AP Photo/U.S. Geological Survey
In this March 1964, photo released by the U.S. Geological Survey, the Four Seasons Apartments, a six-story lift-slab reinforced concrete building is shown cracked to the ground following an earthquake in Anchorage, Alaska. The building was under construction, but structurally completed at the time of the quake. North America’s largest earthquake rattled Alaska 50 years ago, killing 15 people and creating a tsunami that killed 124 more from Alaska to California. The magnitude 9.2 quake hit at 5:30 p.m. on Good Friday, turning soil beneath parts of Anchorage into jelly and collapsing buildings that were not engineered to withstand the force of colliding continental plates.

Remembering and Recovering From Good Friday Disasters in Alaska

Alysa Landry

A hush may fall over the Native villages of Alaska’s Prince William Sound today as people remember twin tragedies that devastated the area on Good Friday.

The holiday may induce a sense of dread for those who survived the earthquake of 1964 and the Exxon Valdez oil spill of 1989—50 and 25 years ago respectively.

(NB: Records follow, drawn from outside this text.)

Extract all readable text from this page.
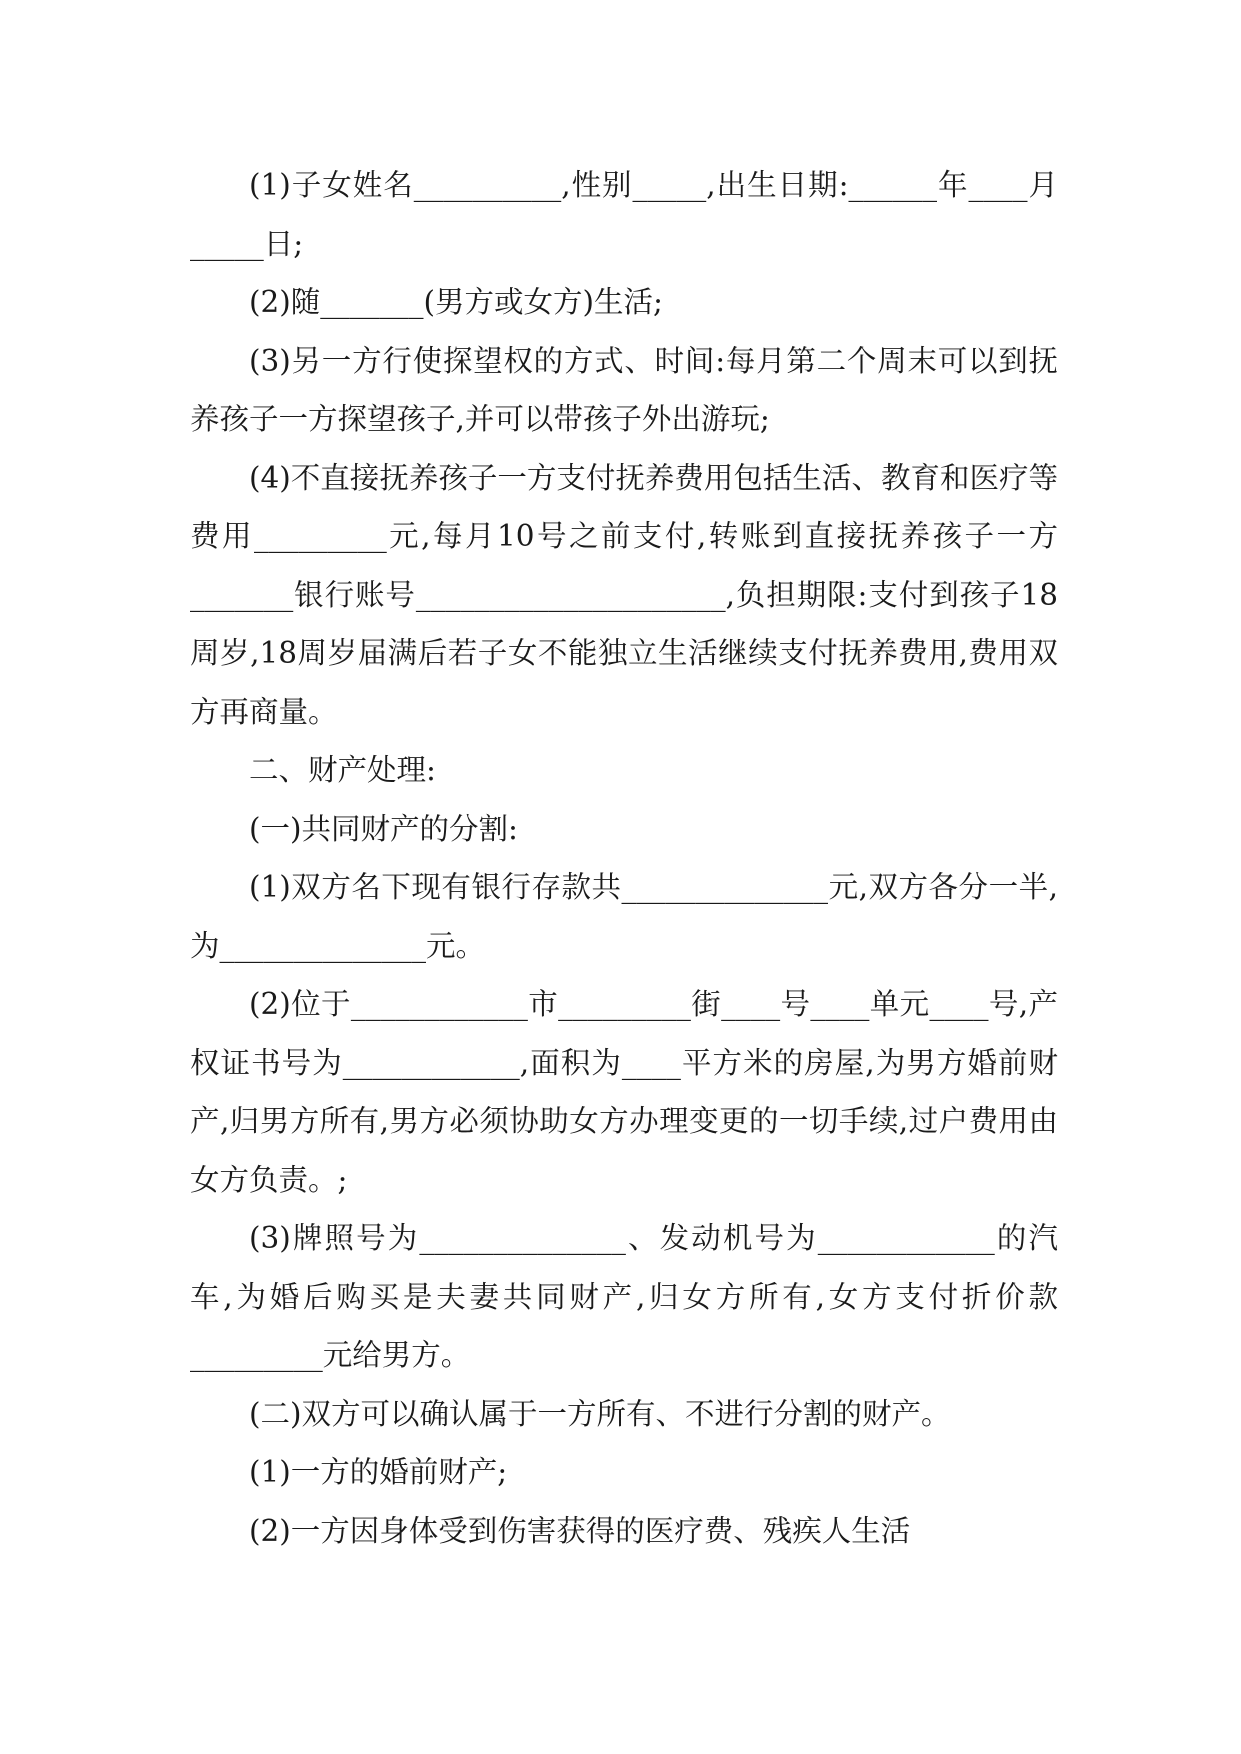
(1)子女姓名__________,性别_____,出生日期:______年____月_____日;

(2)随_______(男方或女方)生活;

(3)另一方行使探望权的方式、时间:每月第二个周末可以到抚养孩子一方探望孩子,并可以带孩子外出游玩;

(4)不直接抚养孩子一方支付抚养费用包括生活、教育和医疗等费用_________元,每月10号之前支付,转账到直接抚养孩子一方_______银行账号_____________________,负担期限:支付到孩子18周岁,18周岁届满后若子女不能独立生活继续支付抚养费用,费用双方再商量。

二、财产处理:

(一)共同财产的分割:

(1)双方名下现有银行存款共______________元,双方各分一半,为______________元。

(2)位于____________市_________街____号____单元____号,产权证书号为____________,面积为____平方米的房屋,为男方婚前财产,归男方所有,男方必须协助女方办理变更的一切手续,过户费用由女方负责。;

(3)牌照号为______________、发动机号为____________的汽车,为婚后购买是夫妻共同财产,归女方所有,女方支付折价款_________元给男方。

(二)双方可以确认属于一方所有、不进行分割的财产。

(1)一方的婚前财产;

(2)一方因身体受到伤害获得的医疗费、残疾人生活
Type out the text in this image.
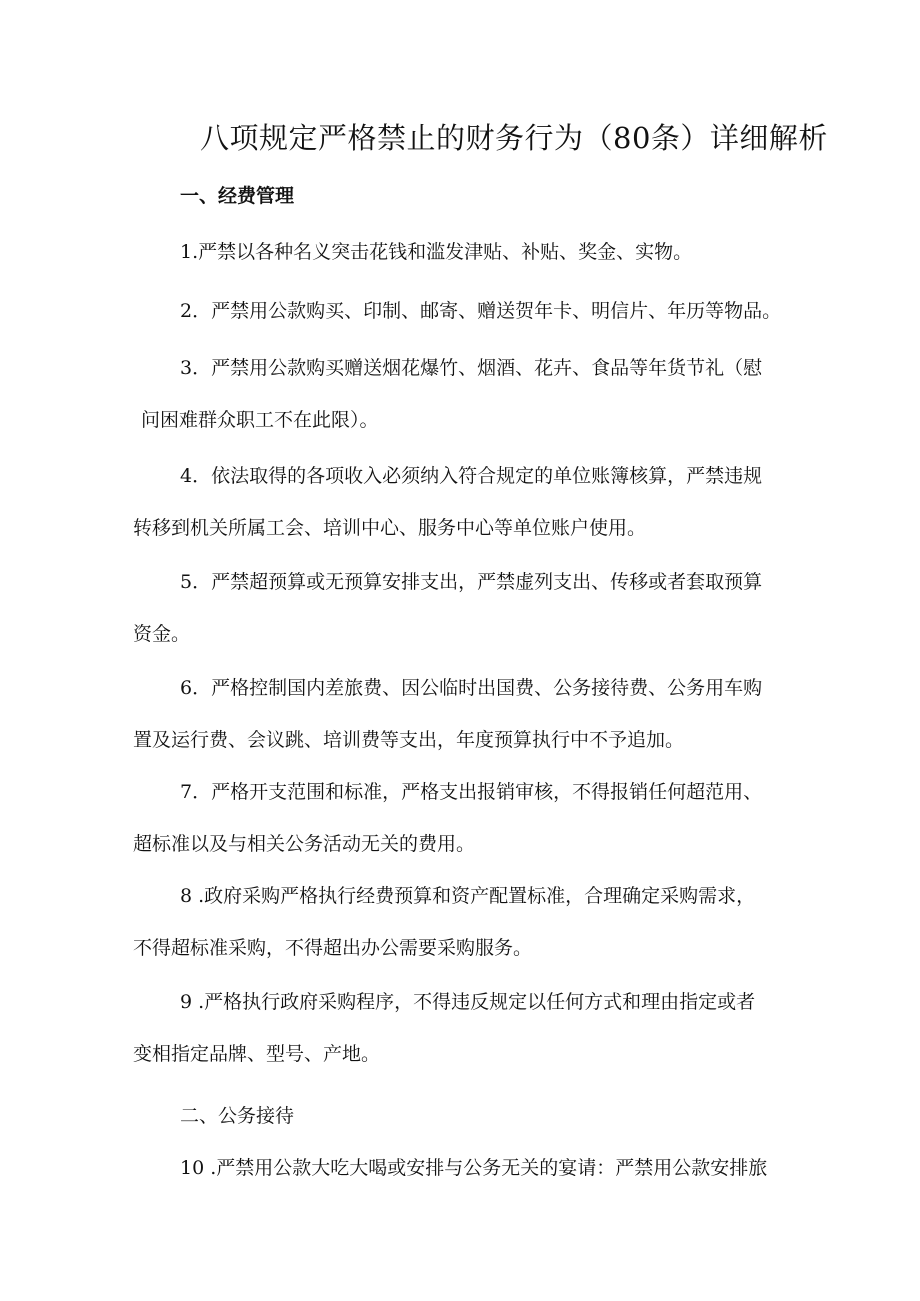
八项规定严格禁止的财务行为（80条）详细解析
一、经费管理

1.严禁以各种名义突击花钱和滥发津贴、补贴、奖金、实物。

2．严禁用公款购买、印制、邮寄、赠送贺年卡、明信片、年历等物品。

3．严禁用公款购买赠送烟花爆竹、烟酒、花卉、食品等年货节礼（慰
问困难群众职工不在此限）。

4．依法取得的各项收入必须纳入符合规定的单位账簿核算，严禁违规
转移到机关所属工会、培训中心、服务中心等单位账户使用。

5．严禁超预算或无预算安排支出，严禁虚列支出、传移或者套取预算
资金。

6．严格控制国内差旅费、因公临时出国费、公务接待费、公务用车购
置及运行费、会议跳、培训费等支出，年度预算执行中不予追加。

7．严格开支范围和标准，严格支出报销审核，不得报销任何超范用、
超标准以及与相关公务活动无关的费用。

8 .政府采购严格执行经费预算和资产配置标准，合理确定采购需求，
不得超标准采购，不得超出办公需要采购服务。

9 .严格执行政府采购程序，不得违反规定以任何方式和理由指定或者
变相指定品牌、型号、产地。

二、公务接待

10 .严禁用公款大吃大喝或安排与公务无关的宴请：严禁用公款安排旅
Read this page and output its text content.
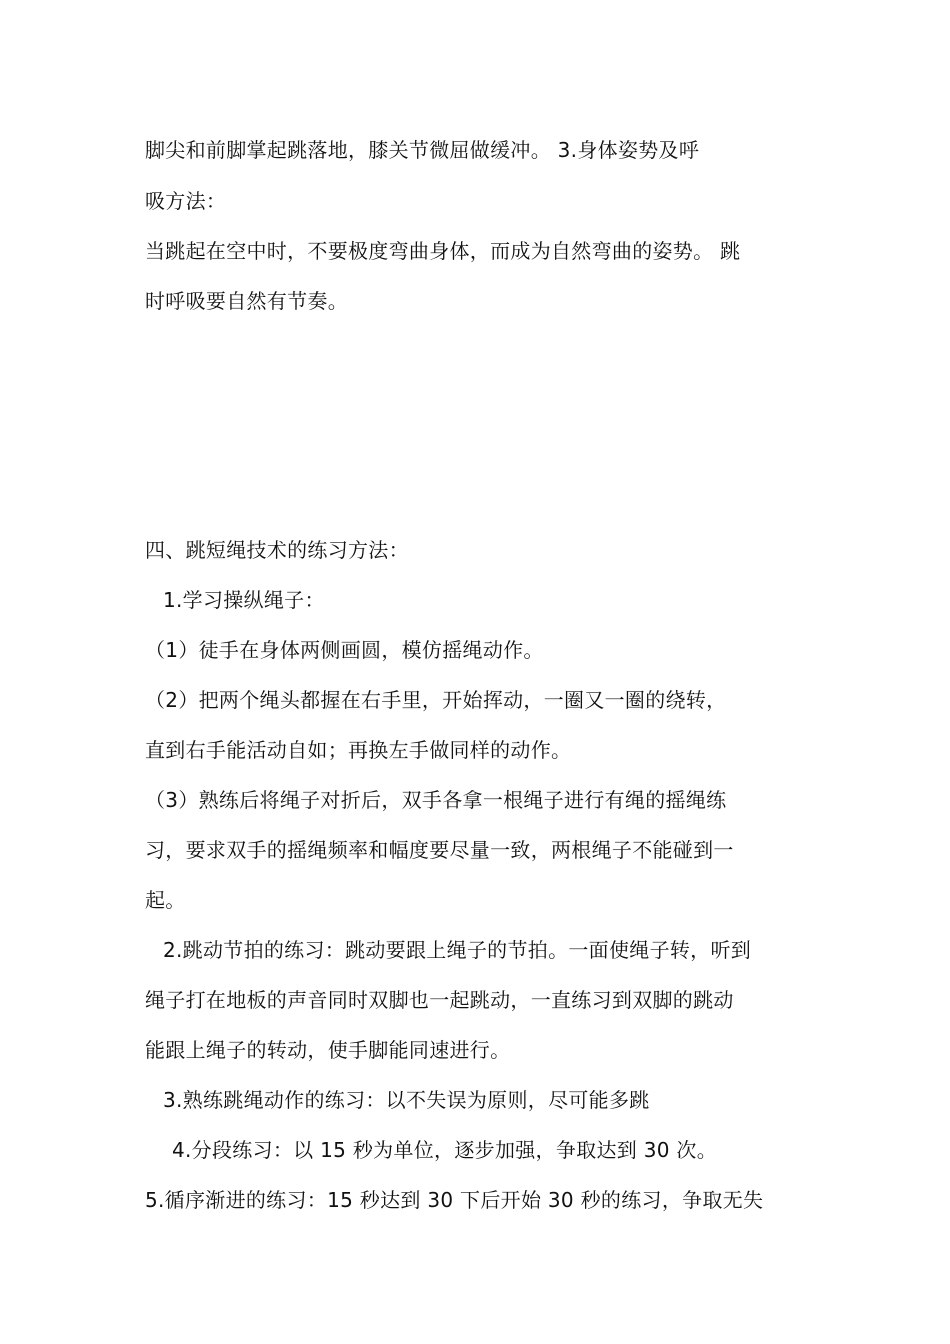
脚尖和前脚掌起跳落地，膝关节微屈做缓冲。 3.身体姿势及呼
吸方法：
当跳起在空中时，不要极度弯曲身体，而成为自然弯曲的姿势。 跳
时呼吸要自然有节奏。
四、跳短绳技术的练习方法：
1.学习操纵绳子：
（1）徒手在身体两侧画圆，模仿摇绳动作。
（2）把两个绳头都握在右手里，开始挥动，一圈又一圈的绕转，
直到右手能活动自如；再换左手做同样的动作。
（3）熟练后将绳子对折后，双手各拿一根绳子进行有绳的摇绳练
习，要求双手的摇绳频率和幅度要尽量一致，两根绳子不能碰到一
起。
2.跳动节拍的练习：跳动要跟上绳子的节拍。一面使绳子转，听到
绳子打在地板的声音同时双脚也一起跳动，一直练习到双脚的跳动
能跟上绳子的转动，使手脚能同速进行。
3.熟练跳绳动作的练习：以不失误为原则，尽可能多跳
4.分段练习：以 15 秒为单位，逐步加强，争取达到 30 次。
5.循序渐进的练习：15 秒达到 30 下后开始 30 秒的练习，争取无失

“It makes you hold your breath every year,” said LaRue Barnes, Alutiiq, of the Native Village of Eyak. “When nothing’s shaking, nothing’s happening, you can go on and celebrate.”

In 1964, Good Friday landed on March 27. At 5:36 p.m., the strongest earthquake in American history, measuring 9.2 on the Richter scale, shook southern Alaska. Its epicenter was in Prince William Sound, and the quake and subsequent tsunami devastated the Native village of Chenega.

RELATED: Native History: Earthquake Devastates Native Village of Chenaga

Twenty-five years later, just after midnight on March 24, 1989—also Good Friday—the oil tanker Exxon Valdez slammed into Bligh Reef, dumping more than 11 million gallons of crude oil into the sound and damaging more than 1,300 miles of coastline.

Barnes, 59, experienced both disasters and still remembers them in surreal detail.

“It was incredibly coincidental that both of them happened on Good Friday,” she said. “It kind of makes you stop and think, to hope that nothing else will happen on that day.”

Together, the disasters—one natural and the other manmade—forever changed Native life on Prince William Sound. Although today is a time for commemoration, it’s also a day to mourn what will never be recovered.